Le scientifique peut être soumis aux idées à la mode, aux idées reçues et aux préjugés intellectuels.
Prenons l'exemple de la génération spontanée. Ce concept n'est pas bien vu des conservateurs et des catholiques car invoquée pour la théorie de l'évolution de Lamarck et Darwin. Pasteur a bien vu juste avec la découverte de l'activité microbienne, ce qui rendra caduque pour des raisons scientifiques la notion de génération spontanée et renforcera le scepticisme des français au regard de la théorie de l'évolution.
La paléontologie humaine est peut‑être la spécialité qui a le plus souffert des préjugés culturels, des fantasmes et des dogmes, car touchant à l'origine de l'homme. Les techniques de datation sont restées très longtemps incertaines, les données étant très fragmentaires et énigmatiques. Les faux sont donc acceptés facilement et on refuse l'évidence de vraies trouvailles.
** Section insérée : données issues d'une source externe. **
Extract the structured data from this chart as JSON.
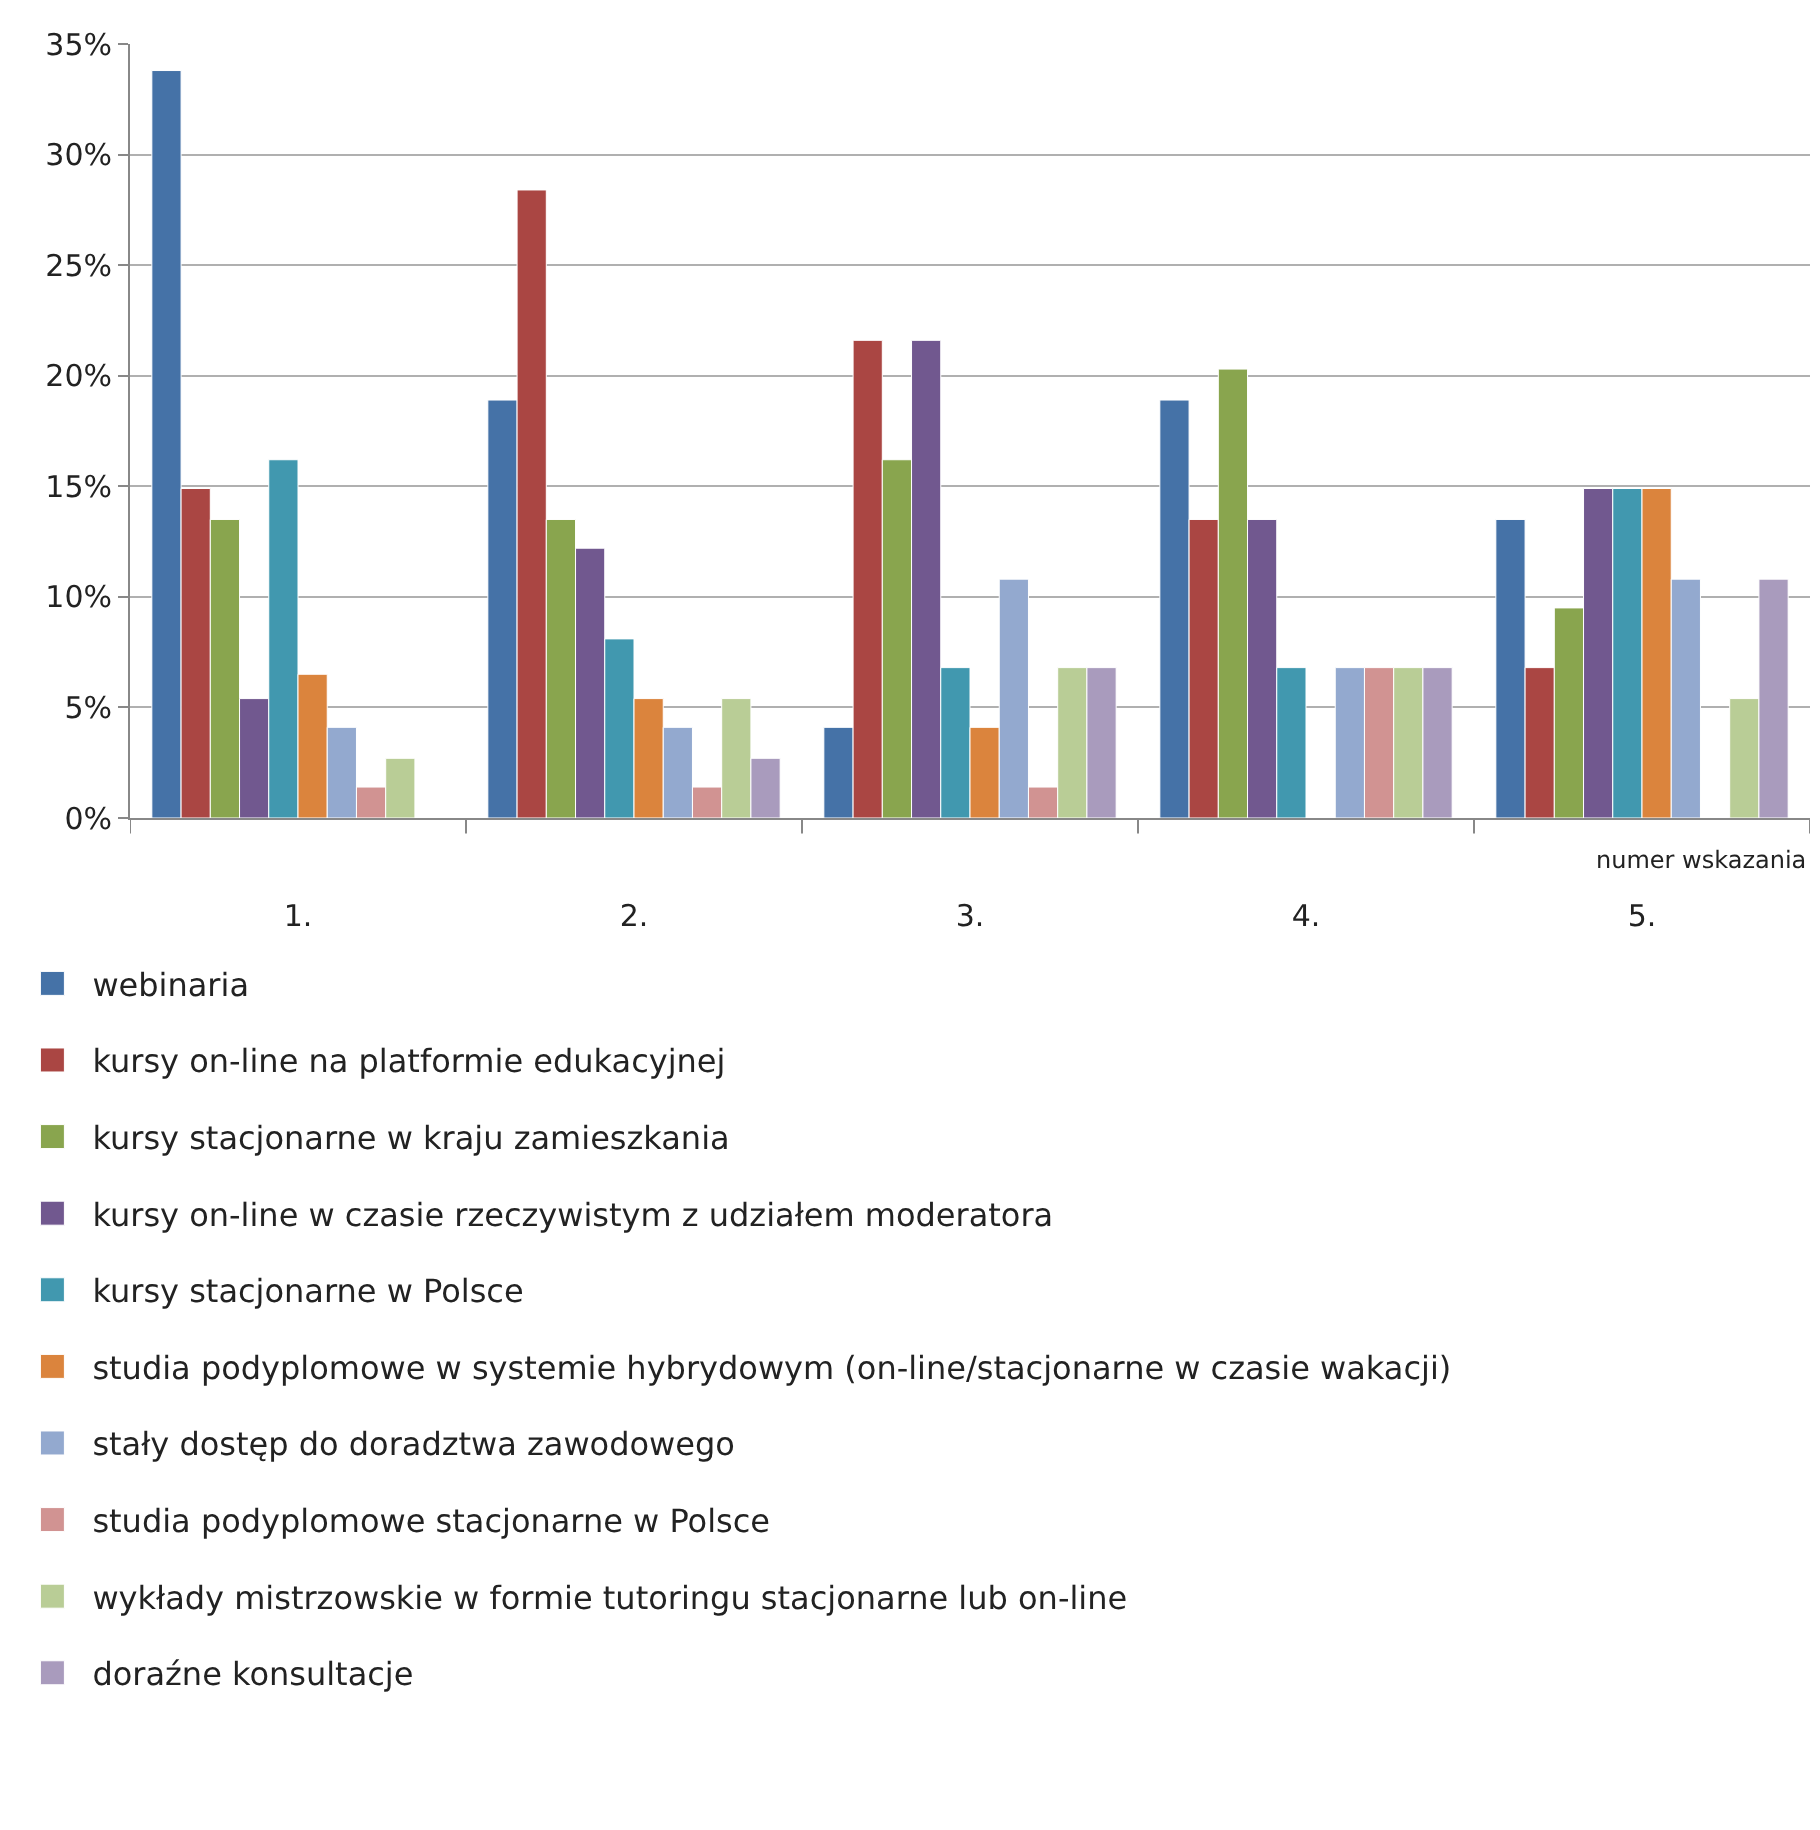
{
  "chart_data": {
    "type": "bar",
    "xlabel": null,
    "categories": [
      "1.",
      "2.",
      "3.",
      "4.",
      "5."
    ],
    "ylim": [
      0,
      35
    ],
    "yticks": [
      {
        "value": 0,
        "label": "0%"
      },
      {
        "value": 5,
        "label": "5%"
      },
      {
        "value": 10,
        "label": "10%"
      },
      {
        "value": 15,
        "label": "15%"
      },
      {
        "value": 20,
        "label": "20%"
      },
      {
        "value": 25,
        "label": "25%"
      },
      {
        "value": 30,
        "label": "30%"
      },
      {
        "value": 35,
        "label": "35%"
      }
    ],
    "grid": "y",
    "legend": "bottom",
    "annotations": [
      "numer wskazania"
    ],
    "series": [
      {
        "name": "webinaria",
        "color": "#4572a7",
        "values": [
          33.8,
          18.9,
          4.1,
          18.9,
          13.5
        ]
      },
      {
        "name": "kursy on-line na platformie edukacyjnej",
        "color": "#aa4643",
        "values": [
          14.9,
          28.4,
          21.6,
          13.5,
          6.8
        ]
      },
      {
        "name": "kursy stacjonarne w kraju zamieszkania",
        "color": "#89a54e",
        "values": [
          13.5,
          13.5,
          16.2,
          20.3,
          9.5
        ]
      },
      {
        "name": "kursy on-line w czasie rzeczywistym z udziałem moderatora",
        "color": "#71588f",
        "values": [
          5.4,
          12.2,
          21.6,
          13.5,
          14.9
        ]
      },
      {
        "name": "kursy stacjonarne w Polsce",
        "color": "#4198af",
        "values": [
          16.2,
          8.1,
          6.8,
          6.8,
          14.9
        ]
      },
      {
        "name": "studia podyplomowe w systemie hybrydowym (on-line/stacjonarne w czasie wakacji)",
        "color": "#db843d",
        "values": [
          6.5,
          5.4,
          4.1,
          null,
          14.9
        ]
      },
      {
        "name": "stały dostęp do doradztwa zawodowego",
        "color": "#93a9cf",
        "values": [
          4.1,
          4.1,
          10.8,
          6.8,
          10.8
        ]
      },
      {
        "name": "studia podyplomowe stacjonarne w Polsce",
        "color": "#d19392",
        "values": [
          1.4,
          1.4,
          1.4,
          6.8,
          null
        ]
      },
      {
        "name": "wykłady mistrzowskie w formie tutoringu stacjonarne lub on-line",
        "color": "#b9cd96",
        "values": [
          2.7,
          5.4,
          6.8,
          6.8,
          5.4
        ]
      },
      {
        "name": "doraźne konsultacje",
        "color": "#a99bbd",
        "values": [
          null,
          2.7,
          6.8,
          6.8,
          10.8
        ]
      }
    ]
  }
}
Les généralisations hâtives, la sous‑estimation des capacités des ancêtres (Altamira), l'idée que l'évolution ne peut être que positive (contre exemple du chimpanzé) entraînent des vues erronées sur un sujet aussi délicat. L'idée que l'homme puisse avoir une origine unique en Afrique est en cette fin de millénaire quelque peu controversée après la révision de la datation de l'homme de Java. L'unicité, l'unification sont des thèmes très porteurs sans doute depuis l'époque où l'homme élabora le concept de principe essentiel unique à l'origine de la Création (Dieu, Allah, Jéhovah) ou de l'organisation de l'Univers (Tao chinois). Les preuves expérimentales fossiles ne sont en fait pas plus en faveur d'un ou de plusieurs foyers de développement de l'espèce humaine. La non découverte de fossiles dans d'autres contrées ne peut constituer une preuve de l'unicité des origines.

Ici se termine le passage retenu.